IncisionDecisionsINCISION DECISIONS

Kaye Newton
Linland Press (2017)
ISBN 9780692832547
Reviewed by Carol Hoyer for Reader Views (6/17)

In “Incision Decisions,” author Kaye Newton provides some beneficial information on what to do when one is preparing for surgery. Topics range from finding a qualified surgeon, questions to ask, getting second opinions, and enlisting others to help during the recovery process.

Many of the topics I found were common sense; however, I do know that often information presented is overwhelming, medical terms are unclear, and the whole process is confusing. Newton provides a simple guide to assist the individual, family, and friends.
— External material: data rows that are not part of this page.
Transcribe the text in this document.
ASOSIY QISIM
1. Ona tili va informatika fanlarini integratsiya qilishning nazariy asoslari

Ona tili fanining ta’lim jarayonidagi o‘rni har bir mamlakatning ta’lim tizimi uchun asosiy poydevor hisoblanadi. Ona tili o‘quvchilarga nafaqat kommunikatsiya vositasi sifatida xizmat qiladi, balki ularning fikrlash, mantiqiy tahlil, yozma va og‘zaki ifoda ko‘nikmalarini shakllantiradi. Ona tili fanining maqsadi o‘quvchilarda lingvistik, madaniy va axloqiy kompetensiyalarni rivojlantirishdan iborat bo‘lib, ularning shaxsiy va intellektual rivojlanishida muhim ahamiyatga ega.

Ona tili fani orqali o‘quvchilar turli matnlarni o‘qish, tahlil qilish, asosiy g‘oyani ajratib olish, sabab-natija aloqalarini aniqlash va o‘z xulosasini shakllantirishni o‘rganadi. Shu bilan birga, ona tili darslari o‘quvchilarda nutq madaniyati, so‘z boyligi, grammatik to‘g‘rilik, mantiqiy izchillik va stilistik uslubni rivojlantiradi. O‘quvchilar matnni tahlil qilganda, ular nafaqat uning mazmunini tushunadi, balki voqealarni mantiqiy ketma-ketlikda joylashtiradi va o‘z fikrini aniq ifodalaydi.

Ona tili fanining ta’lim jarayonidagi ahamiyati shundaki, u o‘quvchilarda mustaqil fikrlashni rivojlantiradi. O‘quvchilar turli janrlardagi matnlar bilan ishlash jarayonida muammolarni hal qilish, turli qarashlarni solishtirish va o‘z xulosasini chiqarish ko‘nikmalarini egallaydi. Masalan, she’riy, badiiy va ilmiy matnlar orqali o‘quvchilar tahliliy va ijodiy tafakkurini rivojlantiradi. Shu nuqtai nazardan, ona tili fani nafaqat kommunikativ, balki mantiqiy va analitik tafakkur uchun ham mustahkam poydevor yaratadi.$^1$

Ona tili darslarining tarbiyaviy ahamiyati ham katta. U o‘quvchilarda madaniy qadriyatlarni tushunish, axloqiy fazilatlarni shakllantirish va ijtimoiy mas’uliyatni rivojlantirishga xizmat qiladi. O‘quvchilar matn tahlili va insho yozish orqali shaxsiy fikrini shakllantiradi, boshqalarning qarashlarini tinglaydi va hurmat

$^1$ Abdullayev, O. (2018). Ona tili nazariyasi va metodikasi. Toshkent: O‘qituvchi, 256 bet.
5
Several points she makes are crucial in my mind: living wills and medical powers of attorney. Many hospitals require these documents today as well as DRN (do not resuscitate) wishes. Often, even though medical staff might say “simple surgery,” things happen, and you want to have everything in writing. Newton also states, “don’t rely on internet searches” to do your own diagnosing, and if you insist on doing it, go only to verified websites. She provides a list of these sites in the back of the book. Also, if you are currently working, you need to research the type of leave you qualify for, what your health insurance will pay for, and if you meet the criteria for disability leave. From my experience, start the process early; don’t rely on others to handle paperwork as fast as you do.

Depending on the type of surgery and length of recovery, you might want to consider appointing a friend or family member to be the point of contact for food, school and activity pick up for children, visitors, and transportation to and from medical appointments. Recovery occurs faster with less stress. Several detailed charts are included for keeping track of medications, simple make ahead and freeze meals, and suggestions on how to make one’s place of living accident-free.

“Incision Decisions” by Kaye Newton is an easy to read and understand guide; the author provides medical jargon, medical personnel you might meet in the hospital, where to get in-home help and nursing. Overall, this information is beneficial to everyone and an excellent resource to keep on your bookshelf.